Energy firm E.On has used the government-backed Money Advice Service (MAS) (see interview with Stuart Bailey of MAS) to provide various types of financial education for its workforce for around four years.
Ant Donaldson, senior specialist employee benefits UK, says: “I think it is a great resource. It is very low cost and high impact, and the key thing is people actually use it.”
E.On first used the service to deliver a series of 90-minute seminars - 60 minutes of MAS’s general financial education programme covering pensions, savings, debt, mortgages and insurances, and 30 minutes on E.On’s own benefits package. Over an 18-month period, about 3,000 staff attended the seminars.
Then, in 2010, when the company closed a site at Rayleigh, Essex, it used MAS to help provide seminars on redundancy. “About the same time, we started to make this available to attendees, but also on our intranet we set up a ‘Making the most of your money’ page that links through to its website,” says Donaldson.
The intranet page received 10,000 hits and MAS booklets were distributed to 5,000 of E.On’s employees.
Next, the company used MAS material as part of its occupational health team’s campaign on mental health - a touring ‘head shed’ that visited E.On’s most remote and isolated workers (those most likely to suffer workplace stress). “Across the campaign, which lasted a year, calls to our employee assistance programme on debt issues went down,” says Donaldson.

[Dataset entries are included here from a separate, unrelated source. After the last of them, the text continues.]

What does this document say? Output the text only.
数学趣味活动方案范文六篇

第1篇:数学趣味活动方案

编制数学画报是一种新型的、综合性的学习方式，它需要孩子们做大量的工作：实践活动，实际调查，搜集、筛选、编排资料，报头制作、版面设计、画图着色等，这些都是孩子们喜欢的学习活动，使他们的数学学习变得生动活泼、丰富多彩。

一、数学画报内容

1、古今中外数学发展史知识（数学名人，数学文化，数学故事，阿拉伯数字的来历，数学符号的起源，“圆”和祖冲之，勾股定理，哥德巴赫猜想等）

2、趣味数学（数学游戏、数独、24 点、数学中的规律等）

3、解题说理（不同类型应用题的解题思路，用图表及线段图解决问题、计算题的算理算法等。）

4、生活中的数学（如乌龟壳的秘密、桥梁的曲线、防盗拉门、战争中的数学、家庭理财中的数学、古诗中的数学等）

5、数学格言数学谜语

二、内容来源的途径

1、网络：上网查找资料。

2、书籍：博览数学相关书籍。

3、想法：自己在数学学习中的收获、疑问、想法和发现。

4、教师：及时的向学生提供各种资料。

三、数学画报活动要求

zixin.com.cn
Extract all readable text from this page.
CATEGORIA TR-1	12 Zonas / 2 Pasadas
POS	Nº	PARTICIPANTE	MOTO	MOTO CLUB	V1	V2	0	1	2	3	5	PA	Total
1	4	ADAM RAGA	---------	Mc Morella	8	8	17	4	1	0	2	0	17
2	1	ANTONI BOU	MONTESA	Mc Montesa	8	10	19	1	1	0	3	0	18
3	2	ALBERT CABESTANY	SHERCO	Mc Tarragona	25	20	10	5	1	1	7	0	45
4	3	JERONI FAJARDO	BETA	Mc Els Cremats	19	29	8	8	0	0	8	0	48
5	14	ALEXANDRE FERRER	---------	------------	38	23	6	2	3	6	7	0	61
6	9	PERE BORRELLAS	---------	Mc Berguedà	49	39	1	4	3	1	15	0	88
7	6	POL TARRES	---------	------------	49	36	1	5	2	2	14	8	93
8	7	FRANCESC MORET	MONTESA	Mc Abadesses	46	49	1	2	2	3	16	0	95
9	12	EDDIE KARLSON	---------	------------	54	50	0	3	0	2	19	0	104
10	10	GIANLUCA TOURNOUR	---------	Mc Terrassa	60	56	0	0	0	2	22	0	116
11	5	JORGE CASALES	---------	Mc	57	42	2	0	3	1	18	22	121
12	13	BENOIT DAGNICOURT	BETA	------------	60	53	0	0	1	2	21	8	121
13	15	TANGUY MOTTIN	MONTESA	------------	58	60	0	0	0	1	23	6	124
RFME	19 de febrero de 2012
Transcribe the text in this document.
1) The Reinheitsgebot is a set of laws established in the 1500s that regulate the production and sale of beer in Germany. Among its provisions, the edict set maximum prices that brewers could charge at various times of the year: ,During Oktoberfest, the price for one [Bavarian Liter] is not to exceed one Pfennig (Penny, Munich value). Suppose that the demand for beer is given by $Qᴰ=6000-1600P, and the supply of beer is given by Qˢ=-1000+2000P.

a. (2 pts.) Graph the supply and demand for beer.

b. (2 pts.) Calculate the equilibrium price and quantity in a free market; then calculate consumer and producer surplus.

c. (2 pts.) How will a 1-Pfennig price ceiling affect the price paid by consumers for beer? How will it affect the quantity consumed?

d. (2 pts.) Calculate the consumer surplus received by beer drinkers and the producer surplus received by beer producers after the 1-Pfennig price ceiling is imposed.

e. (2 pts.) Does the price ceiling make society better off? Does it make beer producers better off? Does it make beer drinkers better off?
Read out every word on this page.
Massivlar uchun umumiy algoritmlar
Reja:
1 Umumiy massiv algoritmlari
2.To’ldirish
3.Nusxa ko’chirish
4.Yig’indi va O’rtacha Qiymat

In December 2011, E.On began offering access to MAS’s online financial health check, which was taken up by 500 staff in the first six weeks. The company has also reconfigured its seminars into 20 to 30-minute ‘bite-sized’ chunks focusing on pensions. “If it goes well, we will do a lot more later in the year around auto-enrolment,” says Donaldson. “About one-third of our people are not in a pension and we are encouraging them to join ahead of auto-enrolment.”